Question

suppose a ball thrown into the air has its height (in feet) given by the function ( h(t) = 15 + 160t - 16t^2 ), where ( t ) is in seconds after the ball is thrown.

a. find ( h(1) ) and explain what it means.

b. find the height of the ball 5 seconds after it is thrown.

c. test other values of ( h(t) ) to decide if the ball eventually falls. when does the ball stop climbing?

Explanation:

Step1: Calculate h(1)

Substitute \(t=1\) into \(h(t)\):
\(h(1)=15+160(1)-16(1)^2=15+160-16=159\)
This is the height (in feet) of the ball 1 second after being thrown.

Step2: Calculate h(5)

Substitute \(t=5\) into \(h(t)\):
\(h(5)=15+160(5)-16(5)^2=15+800-400=415\)

Step3: Find when climbing stops

The ball stops climbing at the vertex of the quadratic function. For \(h(t)=at^2+bt+c\), the vertex time is \(t=-\frac{b}{2a}\). Here \(a=-16\), \(b=160\):
\(t=-\frac{160}{2(-16)}=\frac{160}{32}=5\)

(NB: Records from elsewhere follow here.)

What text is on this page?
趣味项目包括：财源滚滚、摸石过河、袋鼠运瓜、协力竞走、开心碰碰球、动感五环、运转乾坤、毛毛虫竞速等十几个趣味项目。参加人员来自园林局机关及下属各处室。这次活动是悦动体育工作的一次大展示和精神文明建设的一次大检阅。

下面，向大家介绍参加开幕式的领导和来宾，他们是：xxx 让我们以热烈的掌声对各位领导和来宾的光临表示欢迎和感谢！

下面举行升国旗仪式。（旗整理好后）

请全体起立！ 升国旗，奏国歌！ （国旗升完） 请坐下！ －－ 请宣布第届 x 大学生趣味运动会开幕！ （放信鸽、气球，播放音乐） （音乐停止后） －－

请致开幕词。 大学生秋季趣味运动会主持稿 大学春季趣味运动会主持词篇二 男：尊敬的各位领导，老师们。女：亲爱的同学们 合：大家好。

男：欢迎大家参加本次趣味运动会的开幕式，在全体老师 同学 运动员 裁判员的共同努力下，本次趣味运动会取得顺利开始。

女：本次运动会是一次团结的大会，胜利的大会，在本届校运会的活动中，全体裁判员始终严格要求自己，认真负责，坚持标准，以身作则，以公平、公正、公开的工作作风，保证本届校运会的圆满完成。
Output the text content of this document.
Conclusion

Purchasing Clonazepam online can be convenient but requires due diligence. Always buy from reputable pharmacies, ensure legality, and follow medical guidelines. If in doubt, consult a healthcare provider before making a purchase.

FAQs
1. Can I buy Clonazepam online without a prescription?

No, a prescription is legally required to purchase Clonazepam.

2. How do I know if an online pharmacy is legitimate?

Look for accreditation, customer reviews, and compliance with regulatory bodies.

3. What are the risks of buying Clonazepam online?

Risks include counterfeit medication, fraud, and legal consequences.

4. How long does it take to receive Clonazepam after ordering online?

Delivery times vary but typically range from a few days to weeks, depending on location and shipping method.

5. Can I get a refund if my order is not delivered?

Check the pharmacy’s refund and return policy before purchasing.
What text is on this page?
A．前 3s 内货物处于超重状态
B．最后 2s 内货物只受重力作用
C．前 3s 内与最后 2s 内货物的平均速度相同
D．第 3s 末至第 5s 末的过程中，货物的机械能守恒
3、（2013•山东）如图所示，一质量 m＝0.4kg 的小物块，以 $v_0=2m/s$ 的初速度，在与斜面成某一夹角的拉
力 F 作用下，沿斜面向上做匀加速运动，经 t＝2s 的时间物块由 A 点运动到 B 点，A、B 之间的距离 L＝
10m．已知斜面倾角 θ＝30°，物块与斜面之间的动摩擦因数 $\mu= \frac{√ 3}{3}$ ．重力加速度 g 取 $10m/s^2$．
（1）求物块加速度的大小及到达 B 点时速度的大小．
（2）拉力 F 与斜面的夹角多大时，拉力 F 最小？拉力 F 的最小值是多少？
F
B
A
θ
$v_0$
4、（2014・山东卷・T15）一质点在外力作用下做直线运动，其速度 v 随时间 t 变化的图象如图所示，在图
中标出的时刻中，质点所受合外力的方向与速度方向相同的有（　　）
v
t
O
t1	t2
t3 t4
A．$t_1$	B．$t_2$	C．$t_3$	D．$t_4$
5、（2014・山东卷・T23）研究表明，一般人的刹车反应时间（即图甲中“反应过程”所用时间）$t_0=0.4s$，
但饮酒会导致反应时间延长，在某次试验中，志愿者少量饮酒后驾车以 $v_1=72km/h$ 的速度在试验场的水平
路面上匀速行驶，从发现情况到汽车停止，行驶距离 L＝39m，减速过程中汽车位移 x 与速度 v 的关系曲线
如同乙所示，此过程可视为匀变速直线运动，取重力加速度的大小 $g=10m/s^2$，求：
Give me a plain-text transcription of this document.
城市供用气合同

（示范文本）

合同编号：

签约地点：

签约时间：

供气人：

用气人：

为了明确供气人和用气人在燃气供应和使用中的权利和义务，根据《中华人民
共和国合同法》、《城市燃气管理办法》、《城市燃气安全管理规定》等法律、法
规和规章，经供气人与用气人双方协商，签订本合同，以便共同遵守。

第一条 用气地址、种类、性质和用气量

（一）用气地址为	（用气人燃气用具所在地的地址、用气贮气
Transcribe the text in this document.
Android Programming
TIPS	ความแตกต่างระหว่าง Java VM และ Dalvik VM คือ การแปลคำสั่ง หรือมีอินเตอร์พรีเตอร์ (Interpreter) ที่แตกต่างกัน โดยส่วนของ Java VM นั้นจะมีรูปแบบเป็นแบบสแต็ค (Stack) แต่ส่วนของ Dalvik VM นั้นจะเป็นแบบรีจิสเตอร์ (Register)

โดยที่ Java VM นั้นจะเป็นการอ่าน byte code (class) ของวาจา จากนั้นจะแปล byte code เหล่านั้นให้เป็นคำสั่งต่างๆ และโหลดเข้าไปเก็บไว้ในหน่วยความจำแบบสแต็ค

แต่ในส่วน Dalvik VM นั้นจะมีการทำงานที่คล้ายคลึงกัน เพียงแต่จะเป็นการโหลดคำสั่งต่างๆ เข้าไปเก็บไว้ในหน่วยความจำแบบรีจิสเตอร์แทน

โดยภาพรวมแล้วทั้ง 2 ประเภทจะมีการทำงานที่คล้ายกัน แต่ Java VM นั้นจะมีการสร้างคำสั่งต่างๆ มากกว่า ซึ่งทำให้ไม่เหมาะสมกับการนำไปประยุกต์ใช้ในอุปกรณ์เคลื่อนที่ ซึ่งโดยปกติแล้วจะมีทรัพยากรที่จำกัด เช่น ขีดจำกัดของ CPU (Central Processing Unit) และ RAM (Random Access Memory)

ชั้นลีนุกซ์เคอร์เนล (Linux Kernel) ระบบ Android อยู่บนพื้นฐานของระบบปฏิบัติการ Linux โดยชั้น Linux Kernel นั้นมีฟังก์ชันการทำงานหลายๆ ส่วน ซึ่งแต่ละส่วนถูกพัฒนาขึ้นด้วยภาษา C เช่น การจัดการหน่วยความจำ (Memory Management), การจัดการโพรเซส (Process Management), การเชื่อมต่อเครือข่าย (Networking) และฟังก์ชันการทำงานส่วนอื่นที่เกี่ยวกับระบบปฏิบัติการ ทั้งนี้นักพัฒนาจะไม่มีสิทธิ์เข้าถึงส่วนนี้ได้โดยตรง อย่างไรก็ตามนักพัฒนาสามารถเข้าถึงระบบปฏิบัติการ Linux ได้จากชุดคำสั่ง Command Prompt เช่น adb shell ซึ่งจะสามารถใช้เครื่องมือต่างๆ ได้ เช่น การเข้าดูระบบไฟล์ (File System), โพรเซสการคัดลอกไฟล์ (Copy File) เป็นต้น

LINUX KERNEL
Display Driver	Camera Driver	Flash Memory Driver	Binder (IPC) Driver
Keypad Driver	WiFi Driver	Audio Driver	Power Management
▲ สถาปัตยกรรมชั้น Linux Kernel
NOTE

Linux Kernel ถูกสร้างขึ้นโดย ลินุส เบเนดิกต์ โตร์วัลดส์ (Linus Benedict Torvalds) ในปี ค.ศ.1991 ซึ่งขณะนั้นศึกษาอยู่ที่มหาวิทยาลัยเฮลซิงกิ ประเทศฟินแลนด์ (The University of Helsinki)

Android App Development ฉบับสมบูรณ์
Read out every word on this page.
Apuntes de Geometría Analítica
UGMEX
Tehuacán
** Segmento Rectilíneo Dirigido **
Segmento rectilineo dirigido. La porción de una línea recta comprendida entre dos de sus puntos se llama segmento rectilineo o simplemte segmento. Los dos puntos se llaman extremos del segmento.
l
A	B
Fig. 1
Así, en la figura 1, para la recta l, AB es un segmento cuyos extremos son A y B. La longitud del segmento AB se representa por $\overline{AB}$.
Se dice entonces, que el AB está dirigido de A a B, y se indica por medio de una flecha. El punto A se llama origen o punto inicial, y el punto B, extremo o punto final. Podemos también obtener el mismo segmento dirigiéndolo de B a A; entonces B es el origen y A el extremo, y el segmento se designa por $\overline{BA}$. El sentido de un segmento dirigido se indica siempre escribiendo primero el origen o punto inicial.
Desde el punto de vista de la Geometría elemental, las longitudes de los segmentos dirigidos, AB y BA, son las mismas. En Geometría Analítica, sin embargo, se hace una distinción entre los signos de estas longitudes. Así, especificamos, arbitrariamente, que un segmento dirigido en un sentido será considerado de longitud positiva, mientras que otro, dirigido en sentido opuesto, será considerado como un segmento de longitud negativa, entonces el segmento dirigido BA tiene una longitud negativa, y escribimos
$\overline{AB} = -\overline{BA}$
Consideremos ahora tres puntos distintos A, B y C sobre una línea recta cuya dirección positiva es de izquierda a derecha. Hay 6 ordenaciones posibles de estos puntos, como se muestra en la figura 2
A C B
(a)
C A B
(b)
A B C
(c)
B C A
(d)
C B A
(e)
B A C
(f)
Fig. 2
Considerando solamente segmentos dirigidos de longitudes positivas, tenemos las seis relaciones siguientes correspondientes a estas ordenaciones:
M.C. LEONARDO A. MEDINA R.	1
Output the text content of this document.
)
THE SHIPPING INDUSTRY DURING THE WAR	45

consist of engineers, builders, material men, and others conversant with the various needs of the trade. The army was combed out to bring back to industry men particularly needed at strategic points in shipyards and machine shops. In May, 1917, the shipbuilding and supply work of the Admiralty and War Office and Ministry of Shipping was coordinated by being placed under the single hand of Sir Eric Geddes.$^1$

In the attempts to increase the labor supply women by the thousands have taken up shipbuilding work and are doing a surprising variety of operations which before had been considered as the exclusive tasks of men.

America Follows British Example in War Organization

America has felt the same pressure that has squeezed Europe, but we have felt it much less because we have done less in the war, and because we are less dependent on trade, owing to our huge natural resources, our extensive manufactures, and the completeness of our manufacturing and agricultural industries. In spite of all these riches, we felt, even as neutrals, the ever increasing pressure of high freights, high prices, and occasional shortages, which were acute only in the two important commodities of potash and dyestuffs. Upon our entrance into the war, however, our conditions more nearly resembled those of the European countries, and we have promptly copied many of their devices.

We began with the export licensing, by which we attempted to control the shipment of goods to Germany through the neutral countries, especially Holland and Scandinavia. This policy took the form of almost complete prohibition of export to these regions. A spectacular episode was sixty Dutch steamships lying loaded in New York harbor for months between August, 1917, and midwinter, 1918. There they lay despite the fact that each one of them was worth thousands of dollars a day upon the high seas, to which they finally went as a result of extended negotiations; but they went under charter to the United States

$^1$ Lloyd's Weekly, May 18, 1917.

Step4: Test values for falling

Test \(t=6\) (after \(t=5\)):
\(h(6)=15+160(6)-16(6)^2=15+960-576=399\)
Since \(h(6)<h(5)\), the ball falls after \(t=5\).

Answer:

a. \(h(1)=159\); this is the height of the ball (159 feet) 1 second after it is thrown.
b. \(h(5)=415\) feet
c. The ball stops climbing at \(t=5\) seconds. Testing \(t=6\) gives \(h(6)=399\) feet, which is less than \(h(5)\), so the ball eventually falls.